YMYL(YMYL)
YMYL stands for "Your Money or Your Life" — the class of queries where low-quality content can hurt users' health, finances, safety, legal status, or civic participation. Defined in Google's Search Quality Rater Guidelines. YMYL pages are held to a higher E-E-A-T standard than ordinary content.
Long definition
The YMYL acronym originates in Google's Search Quality Rater Guidelines (QRG), the public document Google publishes for the human raters who evaluate search quality. The guidelines define YMYL as topics where inaccurate or misleading content could "negatively impact a person's health, financial stability, safety, or the welfare of society."
Topics Google explicitly classifies as YMYL:
- Health and safety — medical advice, drug interactions, mental health, child safety, emergency response
- Financial — investment guidance, taxes, retirement planning, loans, insurance
- Legal — divorce, custody, immigration, contracts, civil rights
- Civic and societal — voting, government services, news on current events, public health
- Major life decisions — buying a home, choosing a school, ending a marriage
For YMYL queries, raters apply a stricter E-E-A-T evaluation. The expectation: the publisher and authors should have demonstrable expertise (medical credentials for health pages, CFP credentials for financial advice, JD for legal interpretation), the content must be factually accurate and current, sources must be cited, the site's overall trustworthiness (about page, contact info, secure connection, transparent ownership) must be evident.

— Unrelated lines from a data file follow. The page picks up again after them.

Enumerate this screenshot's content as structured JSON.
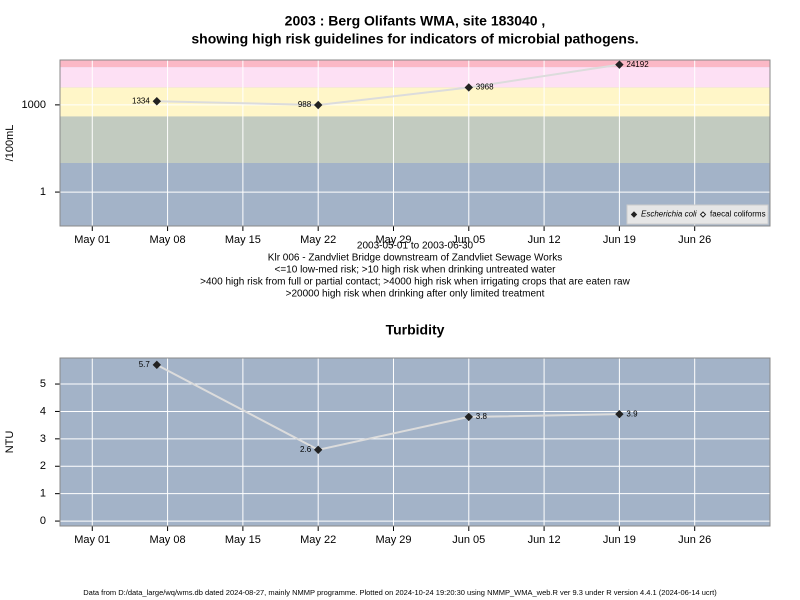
{
  "chart_data": [
    {
      "type": "line",
      "title": [
        "2003 : Berg Olifants WMA, site 183040 ,",
        "showing high risk guidelines for indicators of microbial pathogens."
      ],
      "ylabel": "/100mL",
      "notes": [
        "2003-05-01 to 2003-06-30",
        "Klr 006 - Zandvliet Bridge downstream of Zandvliet Sewage Works",
        "<=10 low-med risk; >10 high risk when drinking untreated water",
        ">400 high risk from full or partial contact; >4000 high risk when irrigating crops that are eaten raw",
        ">20000 high risk when drinking after only limited treatment"
      ],
      "log_y": true,
      "grid": true,
      "legend": "bottom right",
      "background": "#a3b3c8",
      "bands": [
        {
          "from": 10,
          "to": 400,
          "color": "#c2cbc0"
        },
        {
          "from": 400,
          "to": 4000,
          "color": "#fff6c8"
        },
        {
          "from": 4000,
          "to": 20000,
          "color": "#fde0f4"
        },
        {
          "from": 20000,
          "to": 35000,
          "color": "#fbb8c6"
        }
      ],
      "x": [
        "2003-05-07",
        "2003-05-22",
        "2003-06-05",
        "2003-06-19"
      ],
      "xlim": [
        "2003-04-28",
        "2003-07-03"
      ],
      "xticks": [
        {
          "value": "2003-05-01",
          "label": "May 01"
        },
        {
          "value": "2003-05-08",
          "label": "May 08"
        },
        {
          "value": "2003-05-15",
          "label": "May 15"
        },
        {
          "value": "2003-05-22",
          "label": "May 22"
        },
        {
          "value": "2003-05-29",
          "label": "May 29"
        },
        {
          "value": "2003-06-05",
          "label": "Jun 05"
        },
        {
          "value": "2003-06-12",
          "label": "Jun 12"
        },
        {
          "value": "2003-06-19",
          "label": "Jun 19"
        },
        {
          "value": "2003-06-26",
          "label": "Jun 26"
        }
      ],
      "ylim": [
        0.068,
        35000
      ],
      "yticks": [
        1,
        1000
      ],
      "series": [
        {
          "name": "Escherichia coli",
          "color": "#dcdcdc",
          "values": [
            1334,
            988,
            3968,
            24192
          ]
        },
        {
          "name": "faecal coliforms",
          "color": "#dcdcdc",
          "values": [
            null,
            null,
            null,
            null
          ]
        }
      ]
    },
    {
      "type": "line",
      "title": "Turbidity",
      "ylabel": "NTU",
      "grid": true,
      "background": "#a3b3c8",
      "x": [
        "2003-05-07",
        "2003-05-22",
        "2003-06-05",
        "2003-06-19"
      ],
      "xlim": [
        "2003-04-28",
        "2003-07-03"
      ],
      "xticks": [
        {
          "value": "2003-05-01",
          "label": "May 01"
        },
        {
          "value": "2003-05-08",
          "label": "May 08"
        },
        {
          "value": "2003-05-15",
          "label": "May 15"
        },
        {
          "value": "2003-05-22",
          "label": "May 22"
        },
        {
          "value": "2003-05-29",
          "label": "May 29"
        },
        {
          "value": "2003-06-05",
          "label": "Jun 05"
        },
        {
          "value": "2003-06-12",
          "label": "Jun 12"
        },
        {
          "value": "2003-06-19",
          "label": "Jun 19"
        },
        {
          "value": "2003-06-26",
          "label": "Jun 26"
        }
      ],
      "ylim": [
        -0.18,
        5.95
      ],
      "yticks": [
        0,
        1,
        2,
        3,
        4,
        5
      ],
      "series": [
        {
          "name": "Turbidity",
          "color": "#dcdcdc",
          "values": [
            5.7,
            2.6,
            3.8,
            3.9
          ]
        }
      ]
    }
  ],
  "footer": "Data from D:/data_large/wq/wms.db dated 2024-08-27, mainly NMMP programme. Plotted on 2024-10-24 19:20:30 using NMMP_WMA_web.R ver 9.3 under R version 4.4.1 (2024-06-14 ucrt)"
}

This doesn't mean only credentialed experts can rank. A patient blog about chronic illness experience can rank for YMYL queries — but Google expects the framing to match what it is. A first-person experience post is one thing; "doctor-recommended treatment plans" implying medical authority you don't have is another. Mismatch between claimed expertise and actual expertise is one of the central failure modes the QRG flags.
YMYL classification has been load-bearing across multiple core updates. The August 2018 "Medic" update is the most-cited example — it disproportionately impacted health and finance sites with weak E-E-A-T signals. Subsequent core updates have continued to recalibrate YMYL evaluation.
YMYL is not a binary on/off — Google's documentation describes it as a spectrum. A recipe blog page about chocolate chip cookies is non-YMYL. A page about diabetes-friendly recipes is partially YMYL (food choices that affect health). Topics live on a sliding scale of potential harm; raters and the algorithm calibrate accordingly.
Common misconceptions
- "YMYL is a ranking penalty applied to certain topics." It's a category in the rater guidelines, not a penalty. Pages on YMYL topics are evaluated more strictly for E-E-A-T, but high-quality YMYL content ranks normally. The "penalty" framing comes from sites with weak E-E-A-T who lost ground after core updates.
- "Only doctors can rank for medical content." Personal experience pages, patient communities, and well-cited journalism rank for medical queries every day. The expectation is honest framing of the source's authority, not exclusion of non-clinicians.
- "Adding author bios fixes YMYL rankings." It helps if the author has actual cross-site reputation, credentials, and verifiable expertise. Bios for fake experts or bios with no traceable footprint don't move the needle.
- "YMYL applies only to obvious topics like medicine and finance." It applies anywhere user welfare is at stake — including pet care, child safety, vehicle safety, scientific topics with public-health implications. The criterion is potential harm from low-quality content, not topic taxonomy.